また、9月22日〜26日、同会場にて、広島平和記念資料館のアーカイブ写真や被爆者の体験を描いた絵の展示が行われる。ぜひ足を運んでみてほしい。
平和への祈りを灯すランタンセレモニー


式典の最後、参加者は声を揃え、HNDCの誓いを読み上げた。「今日、私たちは世界中の人々とともに、人類のために誓います。核兵器を汚名化し、禁止し、廃絶する取り組みにおいて、各国政府、議会関係者、市民社会と協力します。手遅れになる前に、想像を絶する恐怖を防ぐために」。


あたりがうっすらと暗くなりはじめた午後8時半。参加者はランタンを手に取り、広場の池に向かった。ディエゴ・カルネイロさんがチェロで伴奏を務め、ロン・コーブさんの龍笛の音が美しく響く中、参加者はそれぞれランタンを手に取り、池に流した。平和の想いをのせたランタンは、広場のTORONTOサインを背景に、あたたかな光を池に灯した。
サーロー節子さんのスピーチとそれを受け語る、平和活動家たち

式典は中盤に。あすなろ合唱団、がんばれ子ども合唱団が『青い空は』を披露した。優しい歌声が、広場に美しく響いた。

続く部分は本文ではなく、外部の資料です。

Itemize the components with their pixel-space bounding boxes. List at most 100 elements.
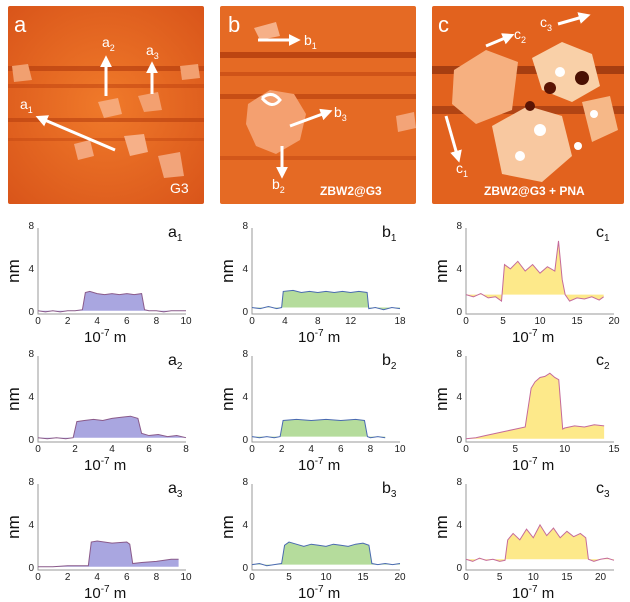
profile-title: c1: [596, 224, 610, 245]
x-tick-label: 12: [345, 316, 357, 327]
profile-chart-c3: 0 4 8 0 5 10 15 20 nm 10-7 m c3: [428, 476, 628, 602]
arrows-overlay: [35, 12, 591, 179]
afm-image-a: [8, 6, 204, 204]
y-tick-label: 4: [242, 520, 248, 531]
y-tick-label: 8: [242, 477, 248, 488]
axis-frame: [251, 484, 400, 571]
y-axis-label: nm: [217, 259, 237, 283]
arrow-label-b2: b2: [272, 176, 285, 195]
x-tick-label: 4: [94, 316, 100, 327]
axis-frame: [465, 228, 614, 315]
arrow-label-a2: a2: [102, 34, 115, 53]
y-axis-label: nm: [3, 387, 23, 411]
profile-svg: [251, 484, 401, 571]
profile-title: b1: [382, 224, 397, 245]
y-axis-label: nm: [217, 515, 237, 539]
y-tick-label: 0: [456, 563, 462, 574]
profile-title: b2: [382, 352, 397, 373]
x-axis-label: 10-7 m: [298, 456, 341, 474]
y-tick-label: 4: [456, 392, 462, 403]
axis-frame: [251, 356, 400, 443]
profile-line: [37, 290, 186, 313]
x-tick-label: 20: [394, 572, 406, 583]
x-tick-label: 10: [559, 444, 571, 455]
x-tick-label: 0: [463, 572, 469, 583]
x-axis-label: 10-7 m: [84, 456, 127, 474]
profile-svg: [37, 356, 187, 443]
axis-frame: [465, 356, 614, 443]
x-tick-label: 15: [571, 316, 583, 327]
profile-svg: [37, 484, 186, 571]
x-axis-label: 10-7 m: [298, 584, 341, 602]
axis-frame: [251, 228, 400, 315]
profile-svg: [465, 356, 614, 443]
y-tick-label: 0: [28, 435, 34, 446]
profile-svg: [465, 228, 614, 315]
profile-title: b3: [382, 480, 397, 501]
profile-chart-c2: 0 4 8 0 5 10 15 nm 10-7 m c2: [428, 348, 628, 474]
profile-title: a1: [168, 224, 183, 245]
x-tick-label: 6: [124, 572, 130, 583]
profile-line: [251, 541, 401, 567]
x-tick-label: 8: [314, 316, 321, 327]
x-tick-label: 8: [183, 444, 189, 455]
x-axis-label: 10-7 m: [512, 584, 555, 602]
panel-letter-c: c: [438, 12, 449, 37]
profile-svg: [251, 356, 400, 443]
y-tick-label: 4: [456, 264, 462, 275]
y-axis-label: nm: [431, 515, 451, 539]
x-tick-label: 20: [608, 316, 620, 327]
x-tick-label: 18: [394, 316, 406, 327]
x-tick-label: 2: [64, 316, 71, 327]
y-tick-label: 8: [456, 349, 462, 360]
axis-frame: [37, 484, 186, 571]
profile-fill: [38, 291, 186, 312]
y-tick-label: 8: [456, 221, 462, 232]
profile-chart-a1: 0 4 8 0 2 4 6 8 10 nm 10-7 m a1: [0, 220, 200, 346]
profile-fill: [466, 240, 604, 302]
caption-b: ZBW2@G3: [320, 184, 382, 198]
profile-title: c2: [596, 352, 610, 373]
x-tick-label: 8: [153, 316, 160, 327]
profile-title: a2: [168, 352, 183, 373]
y-tick-label: 8: [456, 477, 462, 488]
profile-chart-b1: 0 4 8 0 4 8 12 18 nm 10-7 m b1: [214, 220, 414, 346]
profile-chart-a3: 0 4 8 0 2 4 6 8 10 nm 10-7 m a3: [0, 476, 200, 602]
x-tick-label: 0: [463, 316, 469, 327]
caption-a: G3: [170, 180, 189, 196]
x-tick-label: 5: [286, 572, 292, 583]
caption-c: ZBW2@G3 + PNA: [484, 184, 585, 198]
x-tick-label: 6: [338, 444, 344, 455]
x-tick-label: 8: [367, 444, 374, 455]
arrow-label-b1: b1: [304, 32, 317, 51]
x-axis-label: 10-7 m: [512, 456, 555, 474]
profile-fill: [38, 540, 179, 567]
y-tick-label: 0: [242, 435, 248, 446]
profile-line: [38, 540, 179, 568]
profile-line: [37, 415, 187, 440]
profile-chart-b3: 0 4 8 0 5 10 15 20 nm 10-7 m b3: [214, 476, 414, 602]
y-tick-label: 0: [456, 435, 462, 446]
profile-fill: [466, 524, 614, 562]
x-tick-label: 10: [320, 572, 332, 583]
x-tick-label: 4: [282, 316, 288, 327]
y-axis-label: nm: [3, 259, 23, 283]
x-tick-label: 15: [608, 444, 620, 455]
x-axis-label: 10-7 m: [84, 584, 127, 602]
profile-line: [251, 289, 401, 311]
x-tick-label: 8: [153, 572, 160, 583]
x-tick-label: 2: [64, 572, 71, 583]
x-tick-label: 10: [180, 316, 192, 327]
y-tick-label: 4: [242, 392, 248, 403]
profile-line: [465, 523, 615, 562]
x-tick-label: 0: [35, 316, 41, 327]
x-axis-label: 10-7 m: [512, 328, 555, 346]
profile-line: [465, 372, 605, 440]
axis-frame: [465, 484, 614, 571]
profile-fill: [252, 290, 400, 310]
x-tick-label: 10: [180, 572, 192, 583]
profile-svg: [251, 228, 401, 315]
profile-fill: [252, 542, 400, 566]
y-tick-label: 8: [242, 221, 248, 232]
arrow-label-a1: a1: [20, 96, 33, 115]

登壇したサーロー節子さんは、広島では14万人以上、長崎では7万人もの尊い命が奪われ、80年経った今も、苦しみは続いていると語った。その上で、日本被団協(日本原水爆被害者団体協議会)が、昨年12月にノーベル平和賞を受賞したことや、80年を機に、カナダの10都市にて、広島平和記念資料館提供の写真展が開催されていることを紹介した。



続いて、1985年エッセイ賞を受賞したカレン・グッドフェローさん、Science for Peaceのマリッサ・ハムさん、Voice of Women for Peaceのアリー・マクドナルドさん、Reverse the Trendのルージ・アリさんは、それぞれのルーツや活動に触れながら、平和への想いを多くの来場者に語りかけた。


サーロー節子さんは「混沌とした無秩序な暗闇の世界を歩く私たちにとって、あなたたちは希望の光です」と感謝の言葉を返した。再び合唱団が登場し、『いのちの歌』を披露。力強いスピーチと歌声は、人々の心を強く打った。中には涙する参加者の姿もあった。